Health campaigners called today for the "breast is best" message to be changed after research suggested it may be failing to convince new mothers.
The Breastfeeding Network said the message suggests breastfeeding is the preferred - rather than the normal - way to feed babies.
It reinforces the view that formula milk is the "standard" way of feeding, with breastfeeding being an added bonus, the charity claimed.
Lesley Backhouse, chair of The Breastfeeding Network, has written to the Department of Health, calling for a change of approach.
"We've got to knock breastfeeding off this pedestal," she said.
"It seems to play straight into the formula manufacturer's hands by encouraging the view that formula is the normal way to feed a baby - whereas nothing could be further from the truth."
She added: "What we should be saying - and are intent on getting across - is that formula feeding is an avoidable health risk to babies."
A Department of Health spokesman said in a statement that "breast is best" was not its slogan, adding: "Breastfeeding is good for babies, good for mothers and incredibly convenient.
"It's crucial that mothers get the support they need to make breastfeeding a success for them and their baby."
Scientific studies have suggested that babies who are not breastfed have an increased risk of childhood obesity and gastrointestinal disorders.
In 2008, researchers from the University of Western Sydney, writing in the journal Maternal and Child Nutrition, said: "Infants who are not breastfed are nearly five times more likely to be hospitalised in their first year due to gastrointestinal and respiratory illness.
"A single early exposure to infant formula may initiate a series of immune responses leading to type 1 diabetes and infants who are not breastfed are much more likely to become adults who are overweight, obese, hypertensive and suffer from elevated cholesterol."
The call by the Breastfeeding Network comes as a poll of 3,000 mothers for Philips Avent found four in 10 mothers struggle to get to grips with breastfeeding their newborn.
Women said they were confused over whether their baby was getting enough milk, whether the infant had "latched on" properly and how often they should breastfeed.
The age at which they should start feeding a child solids also left 36% of new mothers puzzled.
Figures show that eight in 10 women in England start off breastfeeding but only around one in five is still breastfeeding when their baby is six months old.

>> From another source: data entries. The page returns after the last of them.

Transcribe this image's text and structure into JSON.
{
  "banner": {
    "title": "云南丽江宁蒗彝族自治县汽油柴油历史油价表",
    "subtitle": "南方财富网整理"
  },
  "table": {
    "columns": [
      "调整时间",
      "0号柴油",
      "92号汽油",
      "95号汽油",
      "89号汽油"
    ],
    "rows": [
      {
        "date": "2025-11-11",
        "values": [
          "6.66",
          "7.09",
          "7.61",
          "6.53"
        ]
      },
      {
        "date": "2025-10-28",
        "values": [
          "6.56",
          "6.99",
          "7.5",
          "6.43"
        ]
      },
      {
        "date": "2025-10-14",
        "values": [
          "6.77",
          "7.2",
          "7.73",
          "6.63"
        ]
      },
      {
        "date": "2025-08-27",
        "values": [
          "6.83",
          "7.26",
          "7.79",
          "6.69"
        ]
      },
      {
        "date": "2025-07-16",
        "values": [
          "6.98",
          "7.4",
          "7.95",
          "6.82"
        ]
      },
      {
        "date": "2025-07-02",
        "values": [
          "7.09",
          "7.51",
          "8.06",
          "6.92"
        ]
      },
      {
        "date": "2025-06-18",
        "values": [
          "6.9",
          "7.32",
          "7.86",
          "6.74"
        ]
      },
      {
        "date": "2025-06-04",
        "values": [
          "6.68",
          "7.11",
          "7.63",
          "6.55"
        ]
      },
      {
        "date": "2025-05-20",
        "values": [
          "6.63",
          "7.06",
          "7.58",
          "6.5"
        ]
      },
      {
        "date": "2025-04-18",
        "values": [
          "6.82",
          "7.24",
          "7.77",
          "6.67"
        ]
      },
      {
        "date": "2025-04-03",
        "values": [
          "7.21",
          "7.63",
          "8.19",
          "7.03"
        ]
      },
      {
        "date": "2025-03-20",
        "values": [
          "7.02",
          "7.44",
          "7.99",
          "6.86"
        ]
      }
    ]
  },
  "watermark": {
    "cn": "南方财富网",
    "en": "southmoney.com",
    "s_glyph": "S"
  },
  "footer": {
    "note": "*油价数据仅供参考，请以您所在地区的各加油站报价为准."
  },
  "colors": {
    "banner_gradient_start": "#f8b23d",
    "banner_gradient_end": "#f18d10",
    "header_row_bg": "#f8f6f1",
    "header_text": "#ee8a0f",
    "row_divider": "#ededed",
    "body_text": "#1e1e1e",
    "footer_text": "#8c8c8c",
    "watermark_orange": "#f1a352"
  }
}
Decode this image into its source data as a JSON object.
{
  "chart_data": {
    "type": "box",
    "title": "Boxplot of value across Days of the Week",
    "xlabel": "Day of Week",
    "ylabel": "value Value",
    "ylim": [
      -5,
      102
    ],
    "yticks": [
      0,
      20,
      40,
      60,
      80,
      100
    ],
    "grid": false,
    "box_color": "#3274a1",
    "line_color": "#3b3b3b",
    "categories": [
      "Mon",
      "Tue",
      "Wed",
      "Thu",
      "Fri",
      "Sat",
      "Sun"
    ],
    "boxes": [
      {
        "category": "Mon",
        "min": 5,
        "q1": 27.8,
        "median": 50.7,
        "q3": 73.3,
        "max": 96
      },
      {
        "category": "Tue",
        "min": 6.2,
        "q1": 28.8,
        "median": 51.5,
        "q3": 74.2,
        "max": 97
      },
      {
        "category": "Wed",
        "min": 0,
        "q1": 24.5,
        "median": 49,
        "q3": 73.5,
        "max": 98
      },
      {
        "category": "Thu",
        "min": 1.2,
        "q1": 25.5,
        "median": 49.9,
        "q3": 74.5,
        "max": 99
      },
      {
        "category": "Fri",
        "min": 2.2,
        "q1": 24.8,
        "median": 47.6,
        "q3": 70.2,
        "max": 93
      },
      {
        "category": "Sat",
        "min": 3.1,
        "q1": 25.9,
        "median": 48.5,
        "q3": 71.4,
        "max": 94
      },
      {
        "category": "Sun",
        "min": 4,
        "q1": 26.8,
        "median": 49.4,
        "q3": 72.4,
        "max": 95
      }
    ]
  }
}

Professor Terence Stephenson, president of the Royal College of Paediatrics and Child Health, said it supports National Breastfeeding Awareness Week, which is running this week.
He said: "We strongly encourage mothers to breastfeed as there are clear, proven health benefits for babies.
"Breastfeeding provides babies with optimal nutrition, helps protect them from infection in the first six months of life and has been shown to reduce the likelihood of becoming obese in later childhood.
"Nothing comes close to breast milk for the advantages it offers, and we hope that mothers will have the support to make it their first choice for infant feeding."
The Department of Health recommendation that mothers should feed babies breast milk alone for at least six months is based on World Health Organisation (WHO) guidance.